取材

東京理科大前期オンライン授業を終えて

理科大生へのアンケートと渡辺一之副学長へのインタビュー

学生アンケートの結果を聞く渡辺一之副学長

 本会では6月27日から7月12日まで本学学生に向けてオンライン授業に関するアンケートを実施した。その結果を基に8月6日、本学の渡辺一之(かずゆき)副学長(以下:副学長)にインタビューを行うことができた。副学長は限られた時間の中で真剣に学生の意見に耳を傾けていた。

 本会が行ったアンケートには学生の不安が多く寄せられていた。例えば「課題のフィードバックがない」、「教員との連絡が取れない」、「シラバスに変更点が反映されていない」などだ。

 副学長はフィードバックがないことについての不安を理解しており、原則として「やらせるだけ」の課題を容認しない立場だ。しかし実際にはすべての教員がそれを実施できていない可能性を認め、今後は改善していくことを約束した。

 教員との連絡が取れないことに関して、副学長はLETUSでの質問機能が全授業で常設されていると考えていた。時間によっては受け付けていなかったり、そもそも質問機能が設けられていなかったりする授業があることを伝えると、今後の改善に反映させたいとのことだった。

 オンライン授業に移行したことによりシラバスの評価方法が変更された授業も多くある。一方でそれをシラバスに反映していない授業も存在している。副学長は軽微な変更ならシラバスでの反映は必要ないとの意見だが、学生の混乱を招くなら改善の余地があるとの意見を示した。

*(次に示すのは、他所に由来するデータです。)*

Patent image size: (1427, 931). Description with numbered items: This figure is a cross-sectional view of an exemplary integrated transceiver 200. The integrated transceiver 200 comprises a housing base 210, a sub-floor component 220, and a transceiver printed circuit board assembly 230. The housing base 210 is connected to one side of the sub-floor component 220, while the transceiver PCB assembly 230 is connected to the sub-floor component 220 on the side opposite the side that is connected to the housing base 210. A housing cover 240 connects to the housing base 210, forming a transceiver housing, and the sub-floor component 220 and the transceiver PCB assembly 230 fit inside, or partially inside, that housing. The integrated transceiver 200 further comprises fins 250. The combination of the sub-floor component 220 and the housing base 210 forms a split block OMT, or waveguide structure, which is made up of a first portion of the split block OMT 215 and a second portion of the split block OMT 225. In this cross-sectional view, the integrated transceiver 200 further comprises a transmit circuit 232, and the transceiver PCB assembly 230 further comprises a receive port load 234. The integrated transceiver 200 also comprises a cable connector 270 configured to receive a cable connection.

 続いて本会のアンケートで多かったのは学習面での疑問や不満だ。例としては「自学自習のみの授業が存在する」、「授業時間の超過」、「課題量の増加」などが挙げられた。

 大学のオンライン授業に対しての方針は学長室から発出され全教員に共有されており、オンライン授業は必ず対面授業と同等の教育効果を与えるものでなくてはならないとしている。

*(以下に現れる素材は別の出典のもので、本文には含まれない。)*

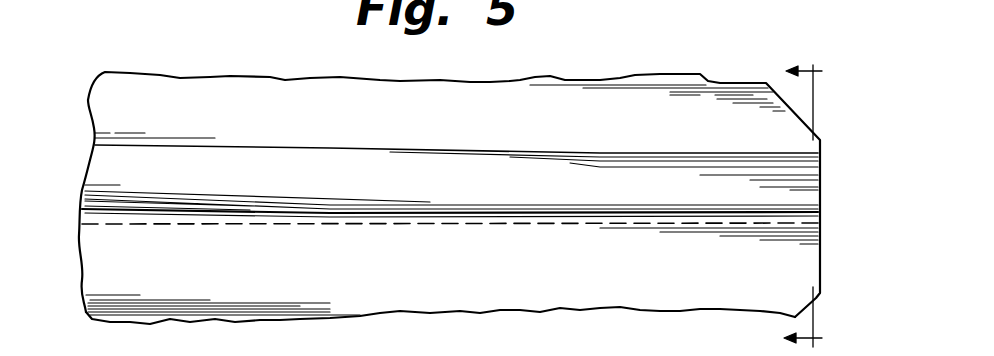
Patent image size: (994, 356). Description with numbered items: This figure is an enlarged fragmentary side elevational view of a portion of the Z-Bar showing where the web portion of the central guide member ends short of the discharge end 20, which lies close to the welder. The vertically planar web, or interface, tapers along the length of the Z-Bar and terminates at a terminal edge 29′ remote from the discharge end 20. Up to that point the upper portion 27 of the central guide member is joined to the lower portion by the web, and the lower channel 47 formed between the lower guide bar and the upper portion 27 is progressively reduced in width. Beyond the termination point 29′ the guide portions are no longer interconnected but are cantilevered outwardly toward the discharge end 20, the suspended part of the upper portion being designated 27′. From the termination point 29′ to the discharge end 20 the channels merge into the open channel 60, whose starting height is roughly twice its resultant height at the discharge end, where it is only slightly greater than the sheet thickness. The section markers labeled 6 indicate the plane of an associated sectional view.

The discharge end 20 is at (818, 254).
The upper portion 27 is at (105, 167).
The cantilevered portion 27′ is at (818, 181).
The lower channel 47 is at (82, 210).
The open channel 60 is at (818, 216).
The terminal edge 29′ is at (512, 222).
The section line for FIG. 6 is at (811, 206).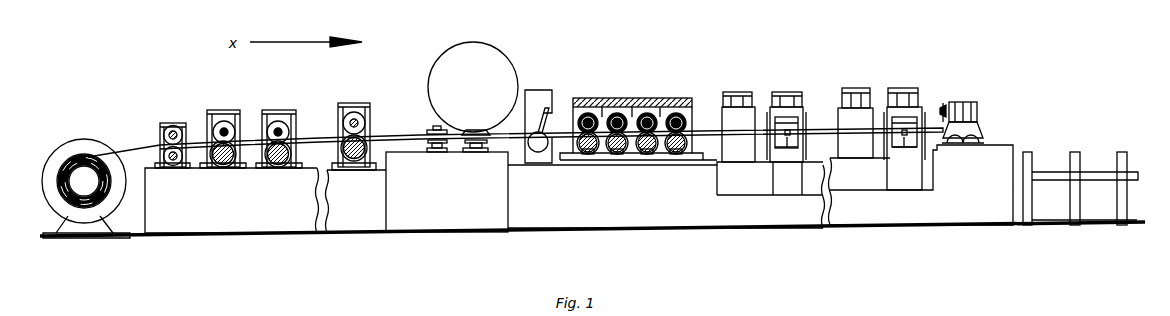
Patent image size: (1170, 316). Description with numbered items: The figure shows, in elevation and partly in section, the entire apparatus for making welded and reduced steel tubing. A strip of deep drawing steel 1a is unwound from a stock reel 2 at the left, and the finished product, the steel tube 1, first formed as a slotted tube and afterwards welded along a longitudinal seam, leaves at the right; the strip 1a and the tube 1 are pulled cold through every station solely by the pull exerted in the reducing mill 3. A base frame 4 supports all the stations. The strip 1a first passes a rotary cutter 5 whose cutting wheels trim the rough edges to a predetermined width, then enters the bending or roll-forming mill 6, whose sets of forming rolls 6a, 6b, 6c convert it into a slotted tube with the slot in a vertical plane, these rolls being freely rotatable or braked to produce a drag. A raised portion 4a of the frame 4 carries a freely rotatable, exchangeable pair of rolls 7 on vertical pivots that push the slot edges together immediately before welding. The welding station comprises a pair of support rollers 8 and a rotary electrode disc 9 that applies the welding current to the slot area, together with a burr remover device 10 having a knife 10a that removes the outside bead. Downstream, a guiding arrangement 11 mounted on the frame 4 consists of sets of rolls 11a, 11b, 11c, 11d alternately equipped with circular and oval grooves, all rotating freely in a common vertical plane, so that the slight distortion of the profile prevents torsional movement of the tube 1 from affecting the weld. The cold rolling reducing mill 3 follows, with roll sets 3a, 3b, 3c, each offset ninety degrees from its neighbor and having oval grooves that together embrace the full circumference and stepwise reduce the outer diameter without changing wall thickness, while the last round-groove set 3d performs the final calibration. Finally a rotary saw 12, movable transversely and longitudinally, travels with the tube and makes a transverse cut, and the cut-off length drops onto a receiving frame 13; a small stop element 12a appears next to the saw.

The tube 1 is at (702, 132).
The strip of deep drawing steel 1a is at (90, 157).
The stock reel 2 is at (52, 160).
The cold rolling reducing mill 3 is at (868, 177).
The set of rolls 3a is at (738, 91).
The set of rolls 3b is at (787, 91).
The set of rolls 3c is at (850, 88).
The calibrating round groove set of rolls 3d is at (900, 88).
The base frame 4 is at (697, 228).
The raised portion of the frame 4a is at (420, 212).
The rotary cutter 5 is at (167, 123).
The bending or roll-forming mill 6 is at (273, 207).
The set of forming rolls 6a is at (210, 110).
The set of forming rolls 6b is at (267, 109).
The set of forming rolls 6c is at (350, 104).
The pair of rolls 7 is at (428, 130).
The pair of support rollers 8 is at (477, 136).
The rotary electrode disc 9 is at (466, 60).
The burr remover device 10 is at (529, 92).
The knife 10a is at (548, 113).
The guiding arrangement 11 is at (638, 163).
The set of rolls 11a is at (590, 114).
The set of rolls 11b is at (619, 114).
The set of rolls 11c is at (649, 114).
The set of rolls 11d is at (678, 114).
The rotary saw 12 is at (968, 102).
The stop 12a is at (943, 105).
The receiving frame 13 is at (1055, 172).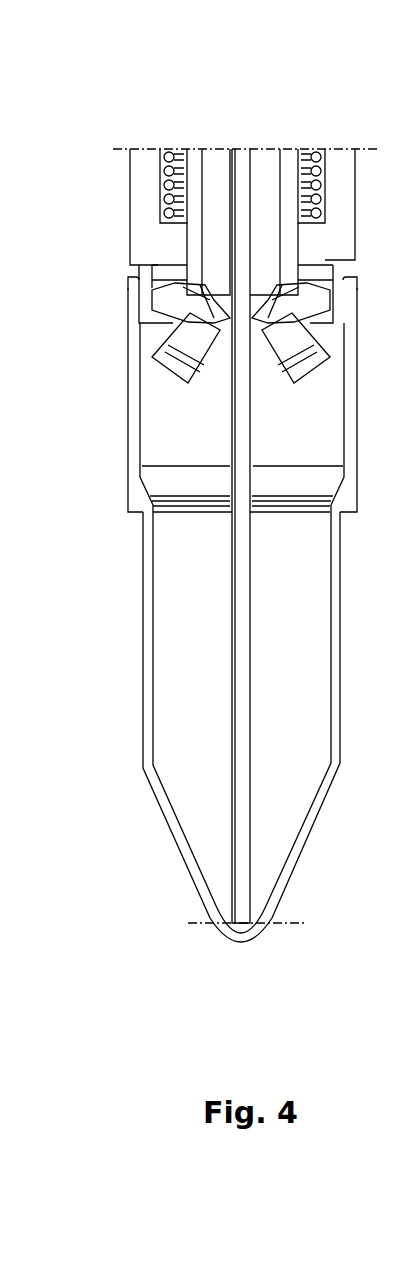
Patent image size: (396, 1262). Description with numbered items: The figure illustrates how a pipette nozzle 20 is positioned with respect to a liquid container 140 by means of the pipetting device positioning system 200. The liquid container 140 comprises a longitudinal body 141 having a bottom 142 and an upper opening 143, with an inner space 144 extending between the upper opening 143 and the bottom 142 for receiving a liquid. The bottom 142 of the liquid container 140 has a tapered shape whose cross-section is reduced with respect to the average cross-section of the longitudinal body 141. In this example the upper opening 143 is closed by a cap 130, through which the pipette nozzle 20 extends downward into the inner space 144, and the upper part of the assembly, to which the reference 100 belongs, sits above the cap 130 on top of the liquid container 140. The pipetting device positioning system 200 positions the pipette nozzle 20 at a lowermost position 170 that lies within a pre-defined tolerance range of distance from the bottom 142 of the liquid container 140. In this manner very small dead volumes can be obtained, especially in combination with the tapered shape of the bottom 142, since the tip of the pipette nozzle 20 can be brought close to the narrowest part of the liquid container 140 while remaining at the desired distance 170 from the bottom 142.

The pipetting device positioning system 200 is at (160, 110).
The handle body 100 is at (128, 243).
The cap 130 is at (128, 267).
The upper opening 143 is at (127, 292).
The liquid container 140 is at (128, 440).
The inner space 144 is at (173, 603).
The longitudinal body 141 is at (143, 690).
The bottom 142 is at (240, 940).
The lowermost position 170 is at (253, 925).
The pipette nozzle 20 is at (232, 823).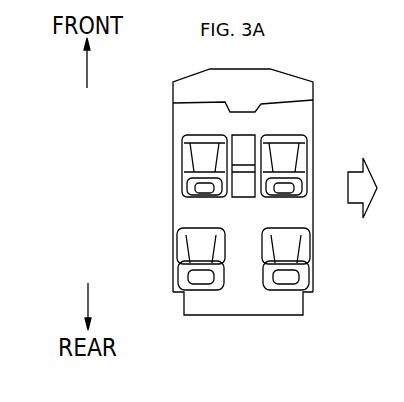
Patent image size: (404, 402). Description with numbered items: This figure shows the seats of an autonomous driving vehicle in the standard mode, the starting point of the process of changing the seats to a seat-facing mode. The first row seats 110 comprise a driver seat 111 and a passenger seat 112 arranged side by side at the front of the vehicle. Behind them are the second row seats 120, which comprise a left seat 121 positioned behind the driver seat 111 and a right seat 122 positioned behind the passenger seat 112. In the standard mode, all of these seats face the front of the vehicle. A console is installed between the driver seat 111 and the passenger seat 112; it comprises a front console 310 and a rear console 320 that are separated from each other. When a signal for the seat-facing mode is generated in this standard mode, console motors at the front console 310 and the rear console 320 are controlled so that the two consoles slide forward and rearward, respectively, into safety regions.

The first row seats 110 is at (169, 130).
The driver seat 111 is at (198, 156).
The passenger seat 112 is at (287, 153).
The second row seats 120 is at (203, 296).
The left seat 121 is at (197, 252).
The right seat 122 is at (290, 252).
The front console 310 is at (243, 135).
The rear console 320 is at (243, 195).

 明らかに自学自習のみであるなど対面授業の教育効果を感じない授業や、非同期授業動画の総時間が90分を超えている授業を受講している学生は、授業担当者に連絡するか、学部事務課に連絡してもらいたいとのことだ。

 課題量の増加に関しては対面授業と同等の効果を担保するために、教員も試行錯誤の最中であることを副学長から打ち明けられた。現在CLASSで学生を対象に実施しているアンケートの結果次第で、後期では課題量についての方針が学長室から発出される可能性もある。

オンライン授業への大学の対応を説明する渡辺一之副学長

 副学長はオンライン講義で学生が課題の増加を感じる要因の一つとして、非同期授業での理解の程度が学生の時間管理能力に依存している可能性を挙げた。受講時間を自由に選択できる授業を深夜にずらしたり、週末にまとめたりすることで、結果的に課題の増加を感じることになっているかもしれない。

 副学長は学生に対して、非同期授業でも本来の授業時間に受講すること、参考図書はあらかじめ読んでおくこと、もし授業の実施状況に疑問などがあるなら授業担当教員または学部事務課に問い合わせること、二年生以上は友達と学習の質問をしあうこと、などをオンライン授業におけるアドバイスとして挙げた。

 大学はCLASSで実施している「【全学生対象】オンライン授業に関するアンケート」での学生からのフィードバックを分析して、後期オンライン授業の改善の参考にするとしているが、課題は多い。

 例えば、もし改善点を学長室が発出したとしてもそれが実際に改善されたかどうかを確かめるすべを学生が有していないことが挙げられる。

 そのことを指摘すると副学長は、授業・教員が特定できる形でアンケートに答えた場合は、それを授業担当教員が把握し、改善できるように伝えることを約束した。

 しかし大学が実施するオンライン授業に関するアンケートでは実際にどの授業に問題があるのかを答える欄が存在していない。

 それを受け、本会では前期を終了した学生に、実際にどの授業でどのような問題が生じていたかのアンケートを実施し、web上での公開を検討している。

 萩生田文部科学大臣は8月4日「小中学校でも感染対策の工夫をしながら通学させているので、大学だけが完全にキャンパスを閉じるというのはいかがなものかと思う」と苦言を呈し「大学側には学生の思いをしっかり受け止めてもらいたい」と発言している。

※掲載されている情報は取材当時のものとなります。webへの掲載が遅れ申し訳ございませんでした。